Obviously, the better course for the highway robber who loved his profession, and not only meant to rob successfully, but to live long in the enjoyment of his gains, was to carefully dress the part. To muffle themselves up in cloaks, like conspirators, would be to send even the least prudent traveller off in hurried flight. Such methods were mere danger-signals, and no security against subsequent recognition. But with an artificial nose, or a bushy beard, and little transforming touches of that sort, a careful road-agent might reckon on a long and lucrative practice; always supposing he kept his own counsel and held aloof from bad company. This, however, judging from the careers of most of their kind, seems to have been asking too much.

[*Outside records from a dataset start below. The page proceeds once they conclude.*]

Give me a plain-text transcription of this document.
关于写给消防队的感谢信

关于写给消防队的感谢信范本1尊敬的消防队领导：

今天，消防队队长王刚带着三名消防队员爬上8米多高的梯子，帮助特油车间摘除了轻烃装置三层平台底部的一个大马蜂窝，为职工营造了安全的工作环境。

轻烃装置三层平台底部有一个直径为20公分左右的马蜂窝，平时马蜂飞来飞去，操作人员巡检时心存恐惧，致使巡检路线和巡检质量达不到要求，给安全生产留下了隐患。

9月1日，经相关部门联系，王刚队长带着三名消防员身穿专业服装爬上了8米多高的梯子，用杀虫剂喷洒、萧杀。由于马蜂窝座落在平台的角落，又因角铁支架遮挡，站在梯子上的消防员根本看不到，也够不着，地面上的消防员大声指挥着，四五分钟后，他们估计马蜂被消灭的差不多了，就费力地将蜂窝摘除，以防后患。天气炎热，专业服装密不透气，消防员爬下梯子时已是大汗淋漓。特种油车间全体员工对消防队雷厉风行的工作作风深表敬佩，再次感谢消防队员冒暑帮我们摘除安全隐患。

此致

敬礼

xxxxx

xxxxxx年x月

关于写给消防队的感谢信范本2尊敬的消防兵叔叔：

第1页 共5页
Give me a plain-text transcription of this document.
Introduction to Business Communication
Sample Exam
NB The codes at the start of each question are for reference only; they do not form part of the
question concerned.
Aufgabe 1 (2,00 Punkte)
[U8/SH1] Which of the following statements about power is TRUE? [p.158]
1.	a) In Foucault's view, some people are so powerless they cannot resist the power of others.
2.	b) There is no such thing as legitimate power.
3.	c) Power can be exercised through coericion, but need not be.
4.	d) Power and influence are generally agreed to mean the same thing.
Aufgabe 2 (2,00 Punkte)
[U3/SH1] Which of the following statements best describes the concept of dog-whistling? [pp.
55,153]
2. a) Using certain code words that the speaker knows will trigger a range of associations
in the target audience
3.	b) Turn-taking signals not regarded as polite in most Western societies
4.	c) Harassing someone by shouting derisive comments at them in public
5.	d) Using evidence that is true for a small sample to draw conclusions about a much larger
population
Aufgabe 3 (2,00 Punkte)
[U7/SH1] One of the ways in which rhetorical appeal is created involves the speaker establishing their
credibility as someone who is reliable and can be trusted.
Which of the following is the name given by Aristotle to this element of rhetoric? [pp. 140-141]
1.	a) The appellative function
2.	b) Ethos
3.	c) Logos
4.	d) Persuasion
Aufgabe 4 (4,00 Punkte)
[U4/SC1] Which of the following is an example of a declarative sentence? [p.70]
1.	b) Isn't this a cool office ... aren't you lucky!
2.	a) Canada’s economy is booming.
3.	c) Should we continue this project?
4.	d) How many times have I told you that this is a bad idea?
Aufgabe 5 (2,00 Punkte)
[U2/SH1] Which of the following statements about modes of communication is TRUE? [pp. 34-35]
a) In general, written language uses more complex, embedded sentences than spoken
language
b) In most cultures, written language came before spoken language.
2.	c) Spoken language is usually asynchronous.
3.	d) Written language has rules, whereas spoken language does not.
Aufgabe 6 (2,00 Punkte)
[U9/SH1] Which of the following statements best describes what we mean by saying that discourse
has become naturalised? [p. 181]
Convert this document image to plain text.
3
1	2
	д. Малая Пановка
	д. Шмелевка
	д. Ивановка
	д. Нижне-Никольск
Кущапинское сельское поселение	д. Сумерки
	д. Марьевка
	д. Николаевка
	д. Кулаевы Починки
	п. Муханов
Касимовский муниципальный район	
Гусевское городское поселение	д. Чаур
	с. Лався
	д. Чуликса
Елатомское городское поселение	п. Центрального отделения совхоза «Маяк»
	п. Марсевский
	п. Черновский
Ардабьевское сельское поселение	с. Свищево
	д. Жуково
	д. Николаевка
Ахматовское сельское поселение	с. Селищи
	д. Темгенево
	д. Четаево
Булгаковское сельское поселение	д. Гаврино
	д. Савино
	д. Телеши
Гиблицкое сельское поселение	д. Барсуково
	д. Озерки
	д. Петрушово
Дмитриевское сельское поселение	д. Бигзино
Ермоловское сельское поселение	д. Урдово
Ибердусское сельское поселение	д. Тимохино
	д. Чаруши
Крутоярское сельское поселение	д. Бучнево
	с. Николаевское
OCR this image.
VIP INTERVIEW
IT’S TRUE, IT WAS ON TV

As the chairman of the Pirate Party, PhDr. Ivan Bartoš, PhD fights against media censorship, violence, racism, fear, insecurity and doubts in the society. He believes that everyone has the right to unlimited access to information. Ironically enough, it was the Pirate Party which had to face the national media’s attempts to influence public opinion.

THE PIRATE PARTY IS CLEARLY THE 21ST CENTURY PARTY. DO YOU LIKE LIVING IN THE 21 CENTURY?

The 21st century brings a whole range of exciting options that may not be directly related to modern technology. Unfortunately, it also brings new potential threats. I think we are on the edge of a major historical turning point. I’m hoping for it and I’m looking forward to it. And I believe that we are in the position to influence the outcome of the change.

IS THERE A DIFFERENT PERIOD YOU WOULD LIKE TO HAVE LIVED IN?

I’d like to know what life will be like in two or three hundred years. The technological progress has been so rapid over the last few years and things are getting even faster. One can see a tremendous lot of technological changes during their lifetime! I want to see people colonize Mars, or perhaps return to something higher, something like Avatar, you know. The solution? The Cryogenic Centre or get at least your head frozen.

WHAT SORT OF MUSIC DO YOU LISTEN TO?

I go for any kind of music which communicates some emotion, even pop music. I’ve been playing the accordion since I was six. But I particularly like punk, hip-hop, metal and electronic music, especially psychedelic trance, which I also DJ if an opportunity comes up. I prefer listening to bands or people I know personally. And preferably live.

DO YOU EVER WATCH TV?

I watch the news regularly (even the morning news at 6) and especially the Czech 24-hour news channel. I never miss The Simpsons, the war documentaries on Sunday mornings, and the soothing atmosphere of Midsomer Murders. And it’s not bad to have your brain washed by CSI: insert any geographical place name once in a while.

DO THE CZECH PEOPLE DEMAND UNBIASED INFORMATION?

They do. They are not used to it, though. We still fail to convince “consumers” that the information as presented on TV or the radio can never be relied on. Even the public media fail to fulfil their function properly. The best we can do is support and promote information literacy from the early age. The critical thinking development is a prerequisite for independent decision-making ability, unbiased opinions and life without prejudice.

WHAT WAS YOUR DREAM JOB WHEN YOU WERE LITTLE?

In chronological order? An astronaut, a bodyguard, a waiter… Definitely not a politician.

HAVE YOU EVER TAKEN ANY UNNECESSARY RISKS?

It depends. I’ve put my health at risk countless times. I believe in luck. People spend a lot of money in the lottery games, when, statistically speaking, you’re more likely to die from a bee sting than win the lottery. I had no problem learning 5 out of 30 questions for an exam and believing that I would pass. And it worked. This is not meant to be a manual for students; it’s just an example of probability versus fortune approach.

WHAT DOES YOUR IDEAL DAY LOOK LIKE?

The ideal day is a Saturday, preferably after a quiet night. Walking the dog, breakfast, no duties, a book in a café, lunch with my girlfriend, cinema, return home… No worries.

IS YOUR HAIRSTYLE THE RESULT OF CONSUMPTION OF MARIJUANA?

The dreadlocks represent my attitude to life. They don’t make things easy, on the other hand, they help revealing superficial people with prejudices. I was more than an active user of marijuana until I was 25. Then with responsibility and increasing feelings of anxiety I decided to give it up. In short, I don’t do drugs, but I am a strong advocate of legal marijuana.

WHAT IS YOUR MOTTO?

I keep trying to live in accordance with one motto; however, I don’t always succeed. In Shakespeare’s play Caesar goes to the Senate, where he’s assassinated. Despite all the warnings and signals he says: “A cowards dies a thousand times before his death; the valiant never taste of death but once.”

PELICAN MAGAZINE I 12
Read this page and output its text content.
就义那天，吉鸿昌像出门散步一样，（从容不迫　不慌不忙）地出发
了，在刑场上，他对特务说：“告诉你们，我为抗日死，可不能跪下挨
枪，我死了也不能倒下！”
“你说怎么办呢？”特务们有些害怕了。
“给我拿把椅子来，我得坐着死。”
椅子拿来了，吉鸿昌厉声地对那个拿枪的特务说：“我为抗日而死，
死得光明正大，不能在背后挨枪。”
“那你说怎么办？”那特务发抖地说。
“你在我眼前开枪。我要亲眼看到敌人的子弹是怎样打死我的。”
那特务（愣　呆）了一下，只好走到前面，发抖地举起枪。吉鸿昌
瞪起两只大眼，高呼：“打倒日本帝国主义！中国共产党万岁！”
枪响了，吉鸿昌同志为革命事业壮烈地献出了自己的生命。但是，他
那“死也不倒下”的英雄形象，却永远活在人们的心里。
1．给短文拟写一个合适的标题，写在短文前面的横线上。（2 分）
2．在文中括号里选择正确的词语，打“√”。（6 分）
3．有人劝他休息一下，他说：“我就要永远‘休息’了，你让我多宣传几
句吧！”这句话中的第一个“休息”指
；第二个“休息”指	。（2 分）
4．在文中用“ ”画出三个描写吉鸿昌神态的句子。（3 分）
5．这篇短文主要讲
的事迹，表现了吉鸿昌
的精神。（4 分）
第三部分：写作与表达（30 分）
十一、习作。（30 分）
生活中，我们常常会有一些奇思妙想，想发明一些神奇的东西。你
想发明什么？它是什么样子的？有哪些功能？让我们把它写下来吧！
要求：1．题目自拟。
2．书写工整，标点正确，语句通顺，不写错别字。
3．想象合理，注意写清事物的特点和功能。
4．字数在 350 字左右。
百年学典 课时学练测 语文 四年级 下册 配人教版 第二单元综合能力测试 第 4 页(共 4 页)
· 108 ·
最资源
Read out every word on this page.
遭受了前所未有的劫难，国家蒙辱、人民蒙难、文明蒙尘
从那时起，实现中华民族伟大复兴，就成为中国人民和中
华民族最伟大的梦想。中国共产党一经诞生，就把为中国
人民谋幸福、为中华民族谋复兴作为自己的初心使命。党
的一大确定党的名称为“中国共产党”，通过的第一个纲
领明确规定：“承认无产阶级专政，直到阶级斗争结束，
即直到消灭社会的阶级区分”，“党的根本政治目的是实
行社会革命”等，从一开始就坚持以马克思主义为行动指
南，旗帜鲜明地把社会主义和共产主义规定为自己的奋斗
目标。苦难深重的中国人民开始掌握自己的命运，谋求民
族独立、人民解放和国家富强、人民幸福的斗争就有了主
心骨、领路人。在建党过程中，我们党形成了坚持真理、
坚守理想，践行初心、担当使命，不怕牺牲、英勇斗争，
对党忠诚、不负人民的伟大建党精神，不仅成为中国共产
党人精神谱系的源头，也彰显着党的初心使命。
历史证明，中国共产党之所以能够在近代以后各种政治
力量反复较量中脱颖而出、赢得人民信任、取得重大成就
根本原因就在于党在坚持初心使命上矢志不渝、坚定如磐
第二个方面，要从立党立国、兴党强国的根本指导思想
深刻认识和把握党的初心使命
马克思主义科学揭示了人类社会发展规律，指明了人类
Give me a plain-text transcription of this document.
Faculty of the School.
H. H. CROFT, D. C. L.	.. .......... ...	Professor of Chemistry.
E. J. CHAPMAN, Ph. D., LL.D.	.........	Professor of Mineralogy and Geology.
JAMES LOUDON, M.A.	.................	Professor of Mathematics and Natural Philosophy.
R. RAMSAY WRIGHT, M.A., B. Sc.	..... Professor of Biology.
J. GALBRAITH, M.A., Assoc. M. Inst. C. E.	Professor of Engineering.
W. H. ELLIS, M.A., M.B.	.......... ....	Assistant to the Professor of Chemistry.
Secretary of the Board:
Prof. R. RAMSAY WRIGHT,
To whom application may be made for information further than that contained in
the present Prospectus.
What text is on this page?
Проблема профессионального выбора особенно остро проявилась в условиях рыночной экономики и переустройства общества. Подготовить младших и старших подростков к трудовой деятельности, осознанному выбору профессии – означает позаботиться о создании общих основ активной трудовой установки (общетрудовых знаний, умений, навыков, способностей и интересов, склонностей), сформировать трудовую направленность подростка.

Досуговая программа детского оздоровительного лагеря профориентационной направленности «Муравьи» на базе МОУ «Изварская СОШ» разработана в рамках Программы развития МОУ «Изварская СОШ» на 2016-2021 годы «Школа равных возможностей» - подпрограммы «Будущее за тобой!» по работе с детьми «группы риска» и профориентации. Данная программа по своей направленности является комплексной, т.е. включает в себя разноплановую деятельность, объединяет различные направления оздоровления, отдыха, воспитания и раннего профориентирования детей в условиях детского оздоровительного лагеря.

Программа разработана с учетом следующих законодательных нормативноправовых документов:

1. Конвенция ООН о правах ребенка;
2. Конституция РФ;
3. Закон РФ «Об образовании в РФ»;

But to return to the strange fortunes of John Clavel. His piteous appeal from prison (or perhaps rather the family influence brought to bear) at length procured him release. He promised in his book, if set at liberty, to fight for his King:

..... .. I do intend
Whilst these your wars endure, even there to spend
My time in that brave service.

But there is nothing to show how he occupied himself when once again he was restored to society; there is, however, a curious little notice added to the third edition of the Recantation, by the publisher, by which it would seem gossip had been doing an injustice to our sinner repentant. Thus it reads:

"The late and general false report of his relapse and untoward death, made me most willing again to publish this work of his, to let you know he not only lives, but hath also made good all these his promises and strict resolutions: insomuch that it has become very disputable amongst wise men, whether they should most admire his former ill-ways, or his now most singular reformation, whereat no man outjoys his friend and yours.—Richard Meighen."

This brand plucked from the burning appears to have died in 1642.